What people who stutter wish you knew

You don’t stutter? Learn a thing or two and foster awareness.


No two people who stutter are alike. When talking to someone who stutters, use compassion and common sense – would you like to always get random advice from others that make you feel inferior?

In life, you are bound to meet one, if not many, people who stutter. If you think “I actually have never encountered someone who stutters”, chances are that you have, and did not realize it (given that 1% of the entire population stutters). If you were aware of the person’s stuttering, how did you react? Did you feel uncomfortable or think you might have done something wrong?

Multiple organizations, blogs, and individuals have written about these encounters. We have collected some statements and general tips about conversing with and supporting people who stutter. As a general rule however, always keep in mind that you are talking to a “normal”, sensitive, smart person – a person that is not defined by his/her stutter, but rather their individual characteristics. 

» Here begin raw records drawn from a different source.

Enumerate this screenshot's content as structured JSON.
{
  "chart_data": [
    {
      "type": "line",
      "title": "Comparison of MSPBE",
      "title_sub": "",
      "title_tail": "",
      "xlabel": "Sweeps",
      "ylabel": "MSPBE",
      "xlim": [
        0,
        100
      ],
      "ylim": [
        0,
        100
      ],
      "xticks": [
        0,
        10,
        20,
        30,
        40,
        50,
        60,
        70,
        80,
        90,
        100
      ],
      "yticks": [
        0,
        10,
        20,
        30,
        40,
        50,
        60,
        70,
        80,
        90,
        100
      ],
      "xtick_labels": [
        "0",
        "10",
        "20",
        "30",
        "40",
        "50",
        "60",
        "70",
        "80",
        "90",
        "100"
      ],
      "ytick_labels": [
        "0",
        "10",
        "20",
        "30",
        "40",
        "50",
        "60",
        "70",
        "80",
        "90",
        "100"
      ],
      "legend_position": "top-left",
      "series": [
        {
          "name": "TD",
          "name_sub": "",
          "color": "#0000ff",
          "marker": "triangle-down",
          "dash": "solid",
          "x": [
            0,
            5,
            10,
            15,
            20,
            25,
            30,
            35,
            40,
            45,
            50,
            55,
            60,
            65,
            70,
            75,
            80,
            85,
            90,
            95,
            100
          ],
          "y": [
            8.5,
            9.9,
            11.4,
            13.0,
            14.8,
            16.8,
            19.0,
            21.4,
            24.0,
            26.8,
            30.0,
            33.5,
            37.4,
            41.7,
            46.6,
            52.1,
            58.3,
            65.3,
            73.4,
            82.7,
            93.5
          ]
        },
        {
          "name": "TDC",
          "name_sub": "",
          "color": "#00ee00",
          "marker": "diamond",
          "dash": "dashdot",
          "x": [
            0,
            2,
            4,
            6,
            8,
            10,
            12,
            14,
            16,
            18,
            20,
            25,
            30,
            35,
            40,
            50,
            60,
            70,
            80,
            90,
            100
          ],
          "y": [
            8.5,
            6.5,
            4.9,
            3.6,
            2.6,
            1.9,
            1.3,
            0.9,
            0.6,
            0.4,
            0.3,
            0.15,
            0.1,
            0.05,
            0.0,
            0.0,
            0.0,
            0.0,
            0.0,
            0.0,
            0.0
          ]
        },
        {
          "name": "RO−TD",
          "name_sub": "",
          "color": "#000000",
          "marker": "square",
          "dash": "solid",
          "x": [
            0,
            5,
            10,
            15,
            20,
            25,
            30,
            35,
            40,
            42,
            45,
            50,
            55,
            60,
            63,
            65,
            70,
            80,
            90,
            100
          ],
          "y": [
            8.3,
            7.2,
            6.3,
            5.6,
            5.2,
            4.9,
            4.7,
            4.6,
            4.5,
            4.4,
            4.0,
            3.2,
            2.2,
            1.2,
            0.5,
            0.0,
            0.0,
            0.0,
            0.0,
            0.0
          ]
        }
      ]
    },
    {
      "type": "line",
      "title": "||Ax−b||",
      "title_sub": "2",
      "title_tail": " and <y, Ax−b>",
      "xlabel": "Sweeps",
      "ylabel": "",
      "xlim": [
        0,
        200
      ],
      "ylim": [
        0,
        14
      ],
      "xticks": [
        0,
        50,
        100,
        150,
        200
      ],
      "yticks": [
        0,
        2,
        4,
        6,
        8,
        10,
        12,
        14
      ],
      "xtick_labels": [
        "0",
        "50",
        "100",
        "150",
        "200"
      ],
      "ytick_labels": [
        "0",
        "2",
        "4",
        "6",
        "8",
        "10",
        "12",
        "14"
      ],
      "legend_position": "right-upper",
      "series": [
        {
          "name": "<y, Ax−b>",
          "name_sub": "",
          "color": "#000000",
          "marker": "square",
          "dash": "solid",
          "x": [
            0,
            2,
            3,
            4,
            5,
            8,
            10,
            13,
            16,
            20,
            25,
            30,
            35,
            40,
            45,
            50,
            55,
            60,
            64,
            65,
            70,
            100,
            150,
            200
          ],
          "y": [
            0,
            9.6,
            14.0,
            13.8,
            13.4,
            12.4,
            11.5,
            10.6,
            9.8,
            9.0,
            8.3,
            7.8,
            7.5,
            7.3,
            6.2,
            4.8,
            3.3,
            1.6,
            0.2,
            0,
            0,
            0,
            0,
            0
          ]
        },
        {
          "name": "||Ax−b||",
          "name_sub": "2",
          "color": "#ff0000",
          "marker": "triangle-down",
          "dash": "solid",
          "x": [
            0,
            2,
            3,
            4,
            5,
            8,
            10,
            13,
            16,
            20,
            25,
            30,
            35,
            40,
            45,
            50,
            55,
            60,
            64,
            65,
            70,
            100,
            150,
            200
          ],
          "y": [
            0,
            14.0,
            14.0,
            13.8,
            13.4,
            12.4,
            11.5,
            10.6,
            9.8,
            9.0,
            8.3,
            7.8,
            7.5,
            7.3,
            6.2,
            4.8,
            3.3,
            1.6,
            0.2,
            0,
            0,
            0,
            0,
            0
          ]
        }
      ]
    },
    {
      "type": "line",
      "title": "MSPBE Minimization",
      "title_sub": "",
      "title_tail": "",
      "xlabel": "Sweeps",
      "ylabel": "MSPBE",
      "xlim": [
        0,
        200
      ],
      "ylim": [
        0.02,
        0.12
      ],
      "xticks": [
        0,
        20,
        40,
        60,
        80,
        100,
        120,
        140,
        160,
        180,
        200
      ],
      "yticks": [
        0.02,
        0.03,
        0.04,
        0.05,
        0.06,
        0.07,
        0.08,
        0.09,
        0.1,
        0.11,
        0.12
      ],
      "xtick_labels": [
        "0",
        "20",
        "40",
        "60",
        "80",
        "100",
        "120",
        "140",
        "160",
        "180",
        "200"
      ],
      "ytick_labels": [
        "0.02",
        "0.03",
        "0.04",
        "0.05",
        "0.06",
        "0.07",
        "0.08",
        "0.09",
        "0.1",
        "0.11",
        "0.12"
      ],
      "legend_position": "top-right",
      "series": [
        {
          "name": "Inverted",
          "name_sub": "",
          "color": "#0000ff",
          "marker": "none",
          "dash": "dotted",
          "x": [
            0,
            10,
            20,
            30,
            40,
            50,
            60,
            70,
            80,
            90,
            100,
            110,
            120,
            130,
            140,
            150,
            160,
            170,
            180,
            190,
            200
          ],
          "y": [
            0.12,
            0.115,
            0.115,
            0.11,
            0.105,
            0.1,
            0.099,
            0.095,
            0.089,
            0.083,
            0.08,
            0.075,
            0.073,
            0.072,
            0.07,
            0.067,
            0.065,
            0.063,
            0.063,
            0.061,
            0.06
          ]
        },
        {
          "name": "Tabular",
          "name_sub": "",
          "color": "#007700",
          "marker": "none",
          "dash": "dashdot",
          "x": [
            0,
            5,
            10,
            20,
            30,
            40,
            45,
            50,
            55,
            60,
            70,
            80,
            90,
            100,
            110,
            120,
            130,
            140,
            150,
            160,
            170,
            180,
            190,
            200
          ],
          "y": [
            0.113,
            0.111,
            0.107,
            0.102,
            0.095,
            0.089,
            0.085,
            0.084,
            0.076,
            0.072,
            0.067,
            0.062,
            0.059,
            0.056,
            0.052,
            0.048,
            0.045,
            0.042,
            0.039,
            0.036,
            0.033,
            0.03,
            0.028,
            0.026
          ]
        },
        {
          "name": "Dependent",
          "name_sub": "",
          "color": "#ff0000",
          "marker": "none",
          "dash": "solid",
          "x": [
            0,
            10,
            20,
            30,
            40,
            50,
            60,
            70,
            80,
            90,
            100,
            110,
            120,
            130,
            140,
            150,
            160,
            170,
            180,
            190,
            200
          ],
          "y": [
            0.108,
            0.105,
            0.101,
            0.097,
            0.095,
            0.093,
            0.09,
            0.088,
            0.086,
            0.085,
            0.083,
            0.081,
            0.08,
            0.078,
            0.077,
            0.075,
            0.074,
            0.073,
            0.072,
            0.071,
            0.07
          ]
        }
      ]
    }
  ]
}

  • “Slow down” and “Take a deep breath” are not useful advice. These techniques do not help the person who stutters and could even increase the severity of their stutter. Not to mention that giving advice on a topic you are not familiar with is not okay, unless you are an actual expert.  
  • Don’t finish sentences, be patient. Chances are that you are finishing their sentence incorrectly anyway, which causes the person who stutters to have to start all over again to express their own thoughts. 
  • “Please stop trying to guess what word we’re trying to say”. This aligns with the part above regarding finishing sentences. Let the individual speak for themselves. 
  • It can be helpful to slow down your own speech during conversations, and not bombard the person with too many questions all at once. 
  • Let the person know by your manner and body language that you are listening to what he or she says — not how they say it. Use active listening skills, just like you would with any other speaker (nodding while they speak, keeping eye contact until you know they are done speaking, responding to statements with facial expressions).  
  • Be an advocate and help the individual educate the people in his/her speaking environments. For example: supporting them if they are dealing with bullies, helping their coworkers understand, and/or being open about their stuttering in social situations.

Read these stories and broaden your horizon:

A young boy at school:
It bothers me when peers walk away while I am stuttering, because I wanted to talk to them but didn’t have the chance.  

Note: Sometimes blockages can be in the form of prolonged silence. Do not mistake this for the person having nothing to say.

A stuttering experience in a coffee shop:
While ordering, I began to stutter on the word “iced”. This led the barista to think I was being funny, and she proceeded to mimic my stutter. Now, I just order a hot coffee every morning, because I simply do not want to say the word “iced”.